Within this broader landscape, ClinEnv’s distinctive combination is real EHR longitudinal trajectories, multi-stage sequential action commitment, active querying across four specialized agents, deterministic ontology-based scoring, and explicit process and cost metrics (Lu et al., 1 Jun 2026). It does not rely on simulated vignette scripts for ground truth, and it does not reduce evaluation to atomic data-access tasks or single-endpoint diagnostic conversation.
The benchmark also has stated limitations. Scores measure concordance with what actually happened during the admission rather than clinical optimality, so clinically reasonable alternatives may be scored as misses.
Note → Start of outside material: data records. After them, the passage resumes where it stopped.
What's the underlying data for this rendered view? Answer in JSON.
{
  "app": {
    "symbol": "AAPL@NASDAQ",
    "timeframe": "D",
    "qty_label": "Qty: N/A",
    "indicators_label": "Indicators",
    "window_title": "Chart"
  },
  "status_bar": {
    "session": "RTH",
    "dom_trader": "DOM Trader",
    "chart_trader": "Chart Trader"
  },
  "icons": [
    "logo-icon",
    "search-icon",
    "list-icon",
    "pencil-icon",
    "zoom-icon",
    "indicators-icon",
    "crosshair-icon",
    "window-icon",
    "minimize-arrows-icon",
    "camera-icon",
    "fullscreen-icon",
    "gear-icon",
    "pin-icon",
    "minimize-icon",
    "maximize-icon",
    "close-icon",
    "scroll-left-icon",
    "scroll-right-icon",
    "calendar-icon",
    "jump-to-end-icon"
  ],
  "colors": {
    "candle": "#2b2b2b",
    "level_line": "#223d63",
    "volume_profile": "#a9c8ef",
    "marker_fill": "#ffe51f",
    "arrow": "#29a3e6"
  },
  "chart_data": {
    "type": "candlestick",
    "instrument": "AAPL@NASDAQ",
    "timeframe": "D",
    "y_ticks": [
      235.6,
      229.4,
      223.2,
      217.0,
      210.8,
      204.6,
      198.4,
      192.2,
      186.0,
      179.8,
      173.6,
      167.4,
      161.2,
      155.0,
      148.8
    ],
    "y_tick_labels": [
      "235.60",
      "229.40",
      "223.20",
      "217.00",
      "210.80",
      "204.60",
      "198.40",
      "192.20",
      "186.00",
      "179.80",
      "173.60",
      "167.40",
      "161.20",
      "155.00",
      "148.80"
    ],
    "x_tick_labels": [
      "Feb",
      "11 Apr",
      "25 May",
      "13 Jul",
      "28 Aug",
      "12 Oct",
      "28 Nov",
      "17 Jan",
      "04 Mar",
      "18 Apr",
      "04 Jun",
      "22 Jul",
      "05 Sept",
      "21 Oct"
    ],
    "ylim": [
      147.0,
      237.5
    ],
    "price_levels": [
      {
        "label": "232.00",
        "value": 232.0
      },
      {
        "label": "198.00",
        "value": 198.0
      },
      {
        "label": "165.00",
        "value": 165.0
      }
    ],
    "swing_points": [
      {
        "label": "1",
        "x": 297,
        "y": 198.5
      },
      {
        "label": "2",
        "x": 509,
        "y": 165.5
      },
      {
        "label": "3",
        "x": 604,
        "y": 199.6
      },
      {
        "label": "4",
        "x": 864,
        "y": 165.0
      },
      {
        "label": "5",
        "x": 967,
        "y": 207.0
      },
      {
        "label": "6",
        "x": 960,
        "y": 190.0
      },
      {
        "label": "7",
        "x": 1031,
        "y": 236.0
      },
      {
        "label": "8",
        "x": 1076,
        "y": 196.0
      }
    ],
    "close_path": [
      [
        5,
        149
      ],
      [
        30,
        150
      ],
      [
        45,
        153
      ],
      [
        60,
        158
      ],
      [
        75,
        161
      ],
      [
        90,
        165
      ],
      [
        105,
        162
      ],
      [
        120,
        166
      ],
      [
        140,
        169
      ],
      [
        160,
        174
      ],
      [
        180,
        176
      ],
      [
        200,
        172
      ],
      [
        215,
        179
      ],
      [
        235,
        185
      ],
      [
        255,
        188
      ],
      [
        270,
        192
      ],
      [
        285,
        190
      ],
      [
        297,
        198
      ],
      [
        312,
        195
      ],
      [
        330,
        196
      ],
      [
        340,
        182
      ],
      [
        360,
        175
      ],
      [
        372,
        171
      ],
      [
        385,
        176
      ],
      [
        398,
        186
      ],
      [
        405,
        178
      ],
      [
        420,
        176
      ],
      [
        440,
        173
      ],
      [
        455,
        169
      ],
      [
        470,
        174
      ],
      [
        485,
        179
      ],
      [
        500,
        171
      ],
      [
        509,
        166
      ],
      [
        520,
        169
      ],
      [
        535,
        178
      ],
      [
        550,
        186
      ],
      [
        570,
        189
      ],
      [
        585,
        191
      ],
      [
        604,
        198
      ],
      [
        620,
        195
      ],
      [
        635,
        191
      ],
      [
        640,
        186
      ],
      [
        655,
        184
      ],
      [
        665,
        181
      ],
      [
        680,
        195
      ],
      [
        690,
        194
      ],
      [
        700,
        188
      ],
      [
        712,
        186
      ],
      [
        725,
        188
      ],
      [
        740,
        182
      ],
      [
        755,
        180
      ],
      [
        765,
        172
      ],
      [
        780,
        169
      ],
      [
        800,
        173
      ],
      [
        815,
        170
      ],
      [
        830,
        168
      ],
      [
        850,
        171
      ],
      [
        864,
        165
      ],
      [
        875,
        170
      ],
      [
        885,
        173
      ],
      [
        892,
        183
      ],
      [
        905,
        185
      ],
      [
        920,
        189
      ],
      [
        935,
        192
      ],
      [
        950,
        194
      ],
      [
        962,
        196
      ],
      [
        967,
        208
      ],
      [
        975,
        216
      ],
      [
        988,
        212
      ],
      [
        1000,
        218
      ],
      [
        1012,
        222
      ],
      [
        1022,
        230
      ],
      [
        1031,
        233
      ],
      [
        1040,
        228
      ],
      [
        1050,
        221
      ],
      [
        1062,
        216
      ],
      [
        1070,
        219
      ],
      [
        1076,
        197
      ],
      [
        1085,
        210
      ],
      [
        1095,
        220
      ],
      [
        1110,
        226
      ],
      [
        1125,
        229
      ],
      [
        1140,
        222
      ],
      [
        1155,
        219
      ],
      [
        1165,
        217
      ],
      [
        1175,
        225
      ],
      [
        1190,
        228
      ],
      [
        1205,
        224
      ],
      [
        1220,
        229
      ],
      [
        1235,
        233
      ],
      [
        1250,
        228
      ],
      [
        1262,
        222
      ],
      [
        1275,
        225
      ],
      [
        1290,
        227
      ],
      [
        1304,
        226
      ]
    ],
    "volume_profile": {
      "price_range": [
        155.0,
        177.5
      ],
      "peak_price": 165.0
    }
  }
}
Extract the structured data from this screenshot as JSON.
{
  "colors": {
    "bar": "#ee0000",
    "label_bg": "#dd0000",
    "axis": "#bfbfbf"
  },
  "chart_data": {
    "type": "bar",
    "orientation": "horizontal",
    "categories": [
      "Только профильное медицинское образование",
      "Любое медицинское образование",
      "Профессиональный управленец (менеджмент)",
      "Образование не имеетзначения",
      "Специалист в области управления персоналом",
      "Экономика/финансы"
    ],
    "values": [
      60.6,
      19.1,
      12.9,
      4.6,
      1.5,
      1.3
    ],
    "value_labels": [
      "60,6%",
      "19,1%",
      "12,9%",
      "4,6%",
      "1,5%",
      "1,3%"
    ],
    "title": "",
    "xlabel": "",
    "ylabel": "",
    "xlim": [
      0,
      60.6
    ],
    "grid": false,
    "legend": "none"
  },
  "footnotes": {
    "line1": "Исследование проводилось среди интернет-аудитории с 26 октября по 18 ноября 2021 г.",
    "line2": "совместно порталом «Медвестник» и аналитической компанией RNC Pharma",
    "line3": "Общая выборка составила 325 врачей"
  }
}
The benchmark is single-center and US-centric in its coding and pricing schemes, relying on ICD, ATC, CMS lab fees, NADAC, and WHO ATC/DDD. LLMs are used in benchmark construction for decision extraction, anchoring assistance, classification, and candidate reranking, although the structured ground truth used for evaluation is deterministically copied from EHRs (Lu et al., 1 Jun 2026).
Future directions identified in the paper include outpatient and cross-hospital expansions, non-US coding schemas, multilingual notes, stronger process-aware metrics such as redundancy rates and query diversity indexes, richer management evaluation through guideline-concordance and contraindication handling, and training-time reward shaping to improve outcome-process balance while reducing waste (Lu et al., 1 Jun 2026). This suggests that ClinEnv is intended not only as a benchmark for measurement, but also as a substrate for studying how clinical agents might learn to move toward the high-coverage, low-waste frontier without sacrificing management accuracy.